The Kanizsa illusion is less about the low-level sensory input (like orientation, colour, and motion) and more about our higher-level interpretation of that input. In Figure 6, we see a triangle on the left, even though no triangle actually exists. You have a conscious experience of a triangle — but there is no triangle. The illusion depends on the arrangement of the Pacman-like figures. The triangle disappears if we rotate the Pacman-like figures (right in Figure 6).
Would an artificial neural network trained to identify shapes recognize the image on the left as a triangle but not classify the image on the right as one?
We could set up an experiment where models are trained to categorise real, not illusory, images of shapes — say triangles, squares, hexagons etc. Different types of models could be trained, from backpropagation to other more biologically plausible algorithms. Then, we test these models on illusions like the Kanizsa illusion — which physically does not contain any of the shapes the models were trained on. The interesting question would be, which models are tricked by this higher-level illusion?
I’d be fascinated if any model was tricked by a higher-level illusion, but I would be particularly interested in how each model performed. Would more biologically plausible models be more susceptible to being tricked by the illusion than less biologically plausible models? or is the difference in model structure a difference that makes no difference?
What this Might mean for Consciousness
The research on ANNs being tricked by visual illusions raises some interesting questions for consciousness. While it's tempting to anthropomorphize ANNs as seeing these illusions, there might be simpler reasons behind their responses.
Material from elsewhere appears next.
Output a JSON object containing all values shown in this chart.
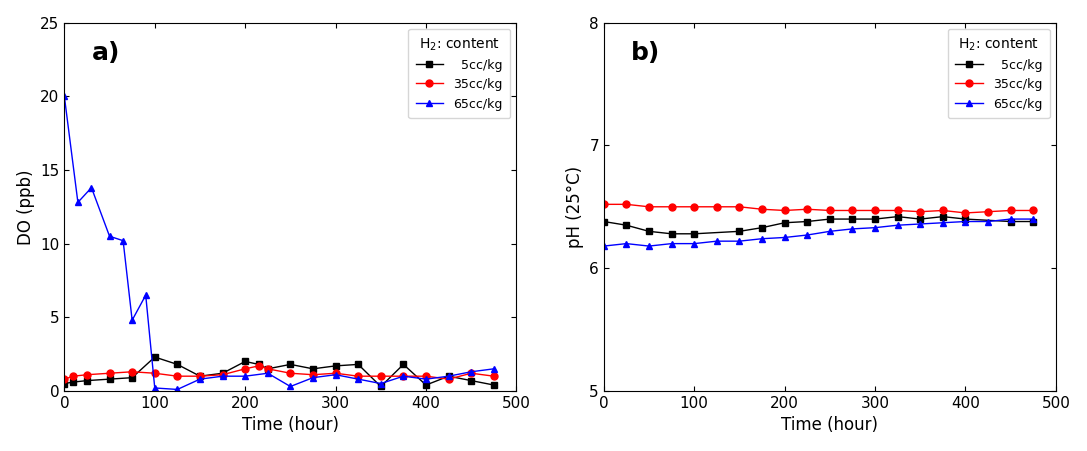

The idea that an artificial neural network might be tricked by higher-level visual illusions like the Kanizsa Illusion is fascinating. If an ANN, trained to recognize shapes, categorises those shapes in the Kanizsa Illusion, it would likely have many asking, what does it mean for our understanding of consciousness?
The Sum Up
Do ANNs categorise images like us? Regarding early processes — like processing orientations, colours, motions, etc. — I think ANNs and humans are strikingly similar. But when we get to the later stages — where the human brain and ANNs start to process more complex things like categories of objects — it seems that ANNs trained on backprop operate quite differently from the way humans do, and these differences make a difference. Whether these differences are intrinsic to the algorithms or other factors is the subject of ongoing research.
An excellent article that raises some critical questions about perception and intelligence.
It certainly is way easier to just equate AI to human brains but the more we dig into human brains and realize how little we actually know the more we have to accept 'it's complicated.' Great essay that covers a lot of detail.